Red Toch Garlic
Inventory, ea : 0
Red Toch garlic bulbs are large and have a flattened appearance with 12 to 18 cloves aligned in many layers. The outer bulb wrappers are thick, papery, and white with red and pink streaks running vertically down the exterior. As layers are removed, the inner clove wrapper can be red to rosy pink, and the cloves are creamy ivory. Known for its superior flavor, Red Toch is mild and complex in flavor offering minimal heat and is not as pungent as other garlic varieties.
Red Toch garlic is available in early summer through mid-winter.
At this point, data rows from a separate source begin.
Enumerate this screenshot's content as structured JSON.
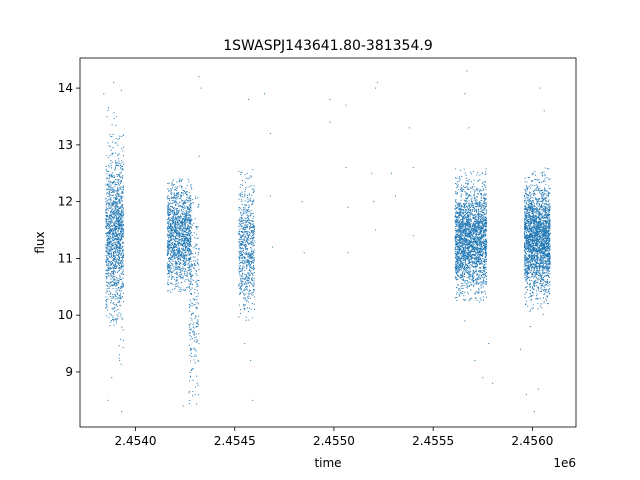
{
  "chart_data": {
    "type": "scatter",
    "title": "1SWASPJ143641.80-381354.9",
    "xlabel": "time",
    "ylabel": "flux",
    "x_offset_label": "1e6",
    "xlim": [
      2.45372,
      2.45622
    ],
    "ylim": [
      8.03,
      14.53
    ],
    "x_ticks": [
      2.454,
      2.4545,
      2.455,
      2.4555,
      2.456
    ],
    "x_tick_labels": [
      "2.4540",
      "2.4545",
      "2.4550",
      "2.4555",
      "2.4560"
    ],
    "y_ticks": [
      9,
      10,
      11,
      12,
      13,
      14
    ],
    "y_tick_labels": [
      "9",
      "10",
      "11",
      "12",
      "13",
      "14"
    ],
    "grid": false,
    "marker_color": "#1f77b4",
    "clusters": [
      {
        "x_range": [
          2.45385,
          2.45391
        ],
        "y_center": 11.4,
        "y_spread": 0.7,
        "n": 900,
        "y_min": 9.8,
        "y_max": 13.8
      },
      {
        "x_range": [
          2.45391,
          2.45394
        ],
        "y_center": 11.5,
        "y_spread": 0.7,
        "n": 500,
        "y_min": 8.4,
        "y_max": 14.1
      },
      {
        "x_range": [
          2.45416,
          2.45428
        ],
        "y_center": 11.4,
        "y_spread": 0.45,
        "n": 1400,
        "y_min": 10.4,
        "y_max": 12.4
      },
      {
        "x_range": [
          2.45427,
          2.45432
        ],
        "y_center": 10.4,
        "y_spread": 0.9,
        "n": 250,
        "y_min": 8.4,
        "y_max": 12.3
      },
      {
        "x_range": [
          2.45452,
          2.4546
        ],
        "y_center": 11.2,
        "y_spread": 0.55,
        "n": 700,
        "y_min": 9.9,
        "y_max": 12.7
      },
      {
        "x_range": [
          2.45561,
          2.45577
        ],
        "y_center": 11.35,
        "y_spread": 0.45,
        "n": 2400,
        "y_min": 10.2,
        "y_max": 12.6
      },
      {
        "x_range": [
          2.45596,
          2.45609
        ],
        "y_center": 11.35,
        "y_spread": 0.45,
        "n": 2400,
        "y_min": 10.0,
        "y_max": 12.6
      }
    ],
    "outliers": [
      [
        2.45386,
        8.5
      ],
      [
        2.45388,
        8.9
      ],
      [
        2.45392,
        9.2
      ],
      [
        2.45393,
        8.3
      ],
      [
        2.45389,
        14.1
      ],
      [
        2.45384,
        13.9
      ],
      [
        2.45424,
        8.4
      ],
      [
        2.4543,
        8.6
      ],
      [
        2.45431,
        8.8
      ],
      [
        2.4543,
        9.3
      ],
      [
        2.45432,
        14.2
      ],
      [
        2.45433,
        14.0
      ],
      [
        2.45432,
        12.8
      ],
      [
        2.45455,
        9.5
      ],
      [
        2.45458,
        9.2
      ],
      [
        2.45459,
        8.5
      ],
      [
        2.45457,
        13.8
      ],
      [
        2.4546,
        10.1
      ],
      [
        2.45465,
        13.9
      ],
      [
        2.45468,
        13.2
      ],
      [
        2.45468,
        12.1
      ],
      [
        2.45469,
        11.2
      ],
      [
        2.45484,
        12.0
      ],
      [
        2.45485,
        11.1
      ],
      [
        2.45498,
        13.8
      ],
      [
        2.45498,
        13.4
      ],
      [
        2.45506,
        13.7
      ],
      [
        2.45506,
        12.6
      ],
      [
        2.45507,
        11.9
      ],
      [
        2.45507,
        11.1
      ],
      [
        2.45521,
        14.0
      ],
      [
        2.45522,
        14.1
      ],
      [
        2.4552,
        12.0
      ],
      [
        2.45521,
        11.5
      ],
      [
        2.45519,
        12.5
      ],
      [
        2.45529,
        12.5
      ],
      [
        2.45531,
        12.1
      ],
      [
        2.45538,
        13.3
      ],
      [
        2.4554,
        12.6
      ],
      [
        2.4554,
        11.4
      ],
      [
        2.45567,
        14.3
      ],
      [
        2.45566,
        13.9
      ],
      [
        2.45568,
        13.3
      ],
      [
        2.45566,
        9.9
      ],
      [
        2.45571,
        9.2
      ],
      [
        2.45575,
        8.9
      ],
      [
        2.45578,
        9.5
      ],
      [
        2.4558,
        8.8
      ],
      [
        2.45594,
        9.4
      ],
      [
        2.45597,
        8.6
      ],
      [
        2.45604,
        14.0
      ],
      [
        2.45601,
        8.3
      ],
      [
        2.45606,
        13.6
      ],
      [
        2.45603,
        8.7
      ],
      [
        2.45599,
        9.8
      ]
    ]
  }
}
Red Toch garlic, botanically classified as Allium sativum, is an artichoke variety that is sought after by garlic enthusiasts for its ideal garlic flavor. Artichoke garlic is the most commonly seen variety of garlic and is popular with both growers and consumers. They rarely bolt when growing and therefore devote more energy to producing full and flavorful bulbs rather than reproducing. Also known as Tochliavri, Red Toch garlic is popular for its complex flavor, early harvest, and large bulbs.
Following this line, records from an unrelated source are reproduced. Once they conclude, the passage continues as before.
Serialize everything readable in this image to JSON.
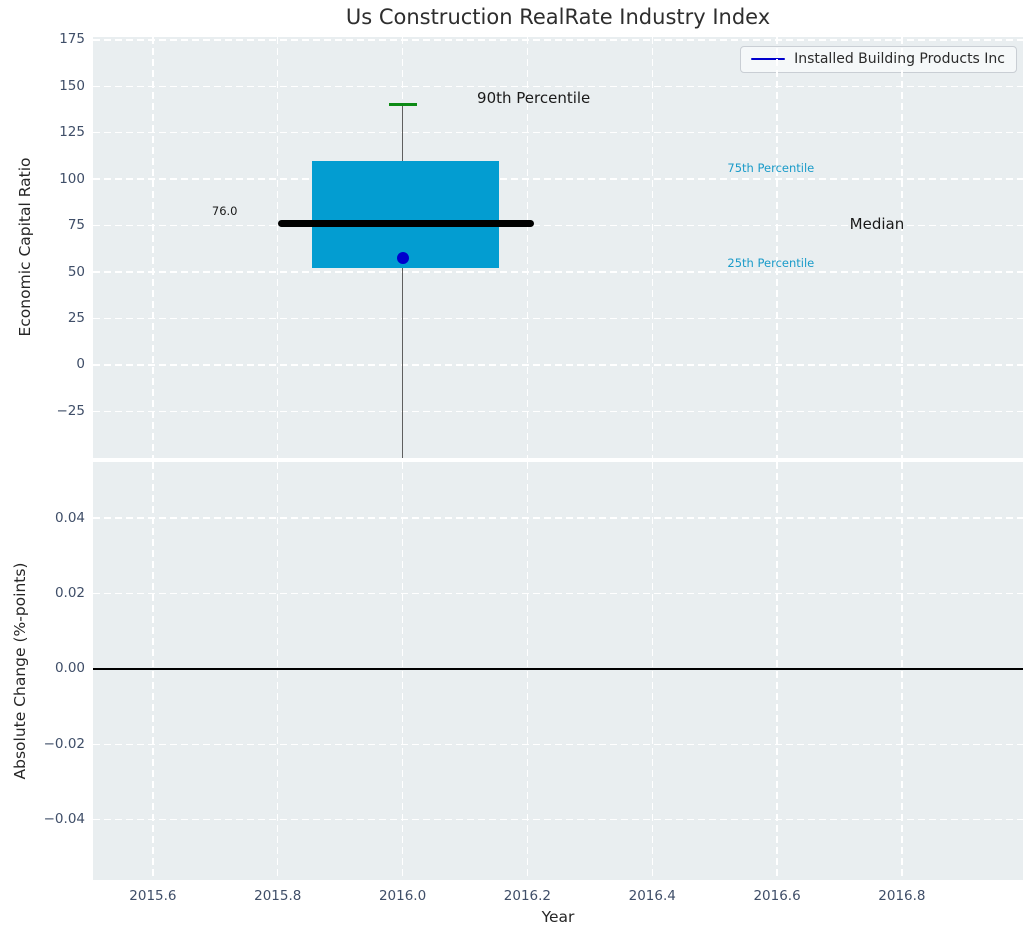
{
  "title": "Us Construction RealRate Industry Index",
  "legend": {
    "label": "Installed Building Products Inc",
    "line_color": "#0000cd"
  },
  "colors": {
    "axes_background": "#e9eef0",
    "grid": "#ffffff",
    "tick_label": "#3f4e68",
    "box_fill": "#039dd1",
    "median_line": "#000000",
    "whisker": "#5f5f5f",
    "p90_cap": "#0c8a15",
    "company_point": "#0000cd",
    "percentile_text": "#1a9bc9",
    "annotation_text": "#1a1a1a",
    "zero_line": "#000000"
  },
  "chart_data": [
    {
      "type": "boxplot",
      "subplot": "top",
      "title": "Us Construction RealRate Industry Index",
      "ylabel": "Economic Capital Ratio",
      "ylim": [
        -50.2,
        176.6
      ],
      "xlim": [
        2015.504,
        2016.994
      ],
      "yticks": [
        175,
        150,
        125,
        100,
        75,
        50,
        25,
        0,
        -25
      ],
      "ytick_labels": [
        "175",
        "150",
        "125",
        "100",
        "75",
        "50",
        "25",
        "0",
        "−25"
      ],
      "xticks": [
        2015.6,
        2015.8,
        2016.0,
        2016.2,
        2016.4,
        2016.6,
        2016.8
      ],
      "grid": true,
      "box": {
        "x_center": 2016.0,
        "x_left": 2015.855,
        "x_right": 2016.155,
        "q1": 52,
        "q3": 110,
        "median": 76,
        "median_x_left": 2015.8,
        "median_x_right": 2016.21,
        "p90": 140,
        "whisker_low_clipped_below_axis": true
      },
      "company_point": {
        "x": 2016.0,
        "y": 57.5
      },
      "annotations": [
        {
          "text": "76.0",
          "x": 2015.715,
          "y": 83,
          "color": "#1a1a1a",
          "size": 11.5
        },
        {
          "text": "90th Percentile",
          "x": 2016.21,
          "y": 144,
          "color": "#1a1a1a",
          "size": 15
        },
        {
          "text": "75th Percentile",
          "x": 2016.59,
          "y": 106,
          "color": "#1a9bc9",
          "size": 11.5
        },
        {
          "text": "Median",
          "x": 2016.76,
          "y": 75.8,
          "color": "#1a1a1a",
          "size": 15
        },
        {
          "text": "25th Percentile",
          "x": 2016.59,
          "y": 55,
          "color": "#1a9bc9",
          "size": 11.5
        }
      ]
    },
    {
      "type": "line",
      "subplot": "bottom",
      "ylabel": "Absolute Change (%-points)",
      "xlabel": "Year",
      "ylim": [
        -0.056,
        0.0549
      ],
      "xlim": [
        2015.504,
        2016.994
      ],
      "yticks": [
        0.04,
        0.02,
        0.0,
        -0.02,
        -0.04
      ],
      "ytick_labels": [
        "0.04",
        "0.02",
        "0.00",
        "−0.02",
        "−0.04"
      ],
      "xticks": [
        2015.6,
        2015.8,
        2016.0,
        2016.2,
        2016.4,
        2016.6,
        2016.8
      ],
      "xtick_labels": [
        "2015.6",
        "2015.8",
        "2016.0",
        "2016.2",
        "2016.4",
        "2016.6",
        "2016.8"
      ],
      "grid": true,
      "zero_line": 0.0,
      "series": []
    }
  ]
}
Red Toch garlic is an excellent source of vitamin B6, vitamin C, iron, and manganese. It also contains allicin, which is a chemical compound responsible not only for the well-known scent and flavor but for an array of health benefits as well.
Red Toch garlic can be used in both raw and cooked applications. Its mild flavor makes it ideal for use in fresh preparations such as garlic spreads, salad dressings, and pesto sauces. Roasting it whole will enhance the Red Toch garlic's complex flavor and impart a caramelized sweetness to the cloves. Red Toch garlic works well in cream, butter, and olive oil-based sauces, with herbs such as basil, sage, and parsley, and with tomatoes, onion, eggs, poultry, shellfish and robust cheeses. Red Toch garlic will keep up to six months when stored in a cool and dry place.
Red Toch garlic's namesake is a nod to Tochliavri, the small village in the Republic of Georgia where it was first grown. The town is also the birthplace of garlic expert and enthusiast Chester Aaron, known as the "father of garlic." Aaron has written books on garlic and grows over thirty-two different varieties from seventeen countries in Northern California. Aaron also enjoys incorporating Red Toch garlic into Russian root soup, a traditional recipe that his father often used to make in the Republic of Georgia. This soup combines raw garlic mixed with beets, carrots, parsnips, turnips, and rutabagas.
Red Toch garlic is native to the Republic of Georgia, which lies south of Russia between the Black and Caspian Seas. It was collected by Peter Hanelt in 1988 and given to the Gatersleben Seed Bank in eastern Germany. Today, Red Toch can be found in Asia, Europe, and the United States at specialty grocers and farmers markets.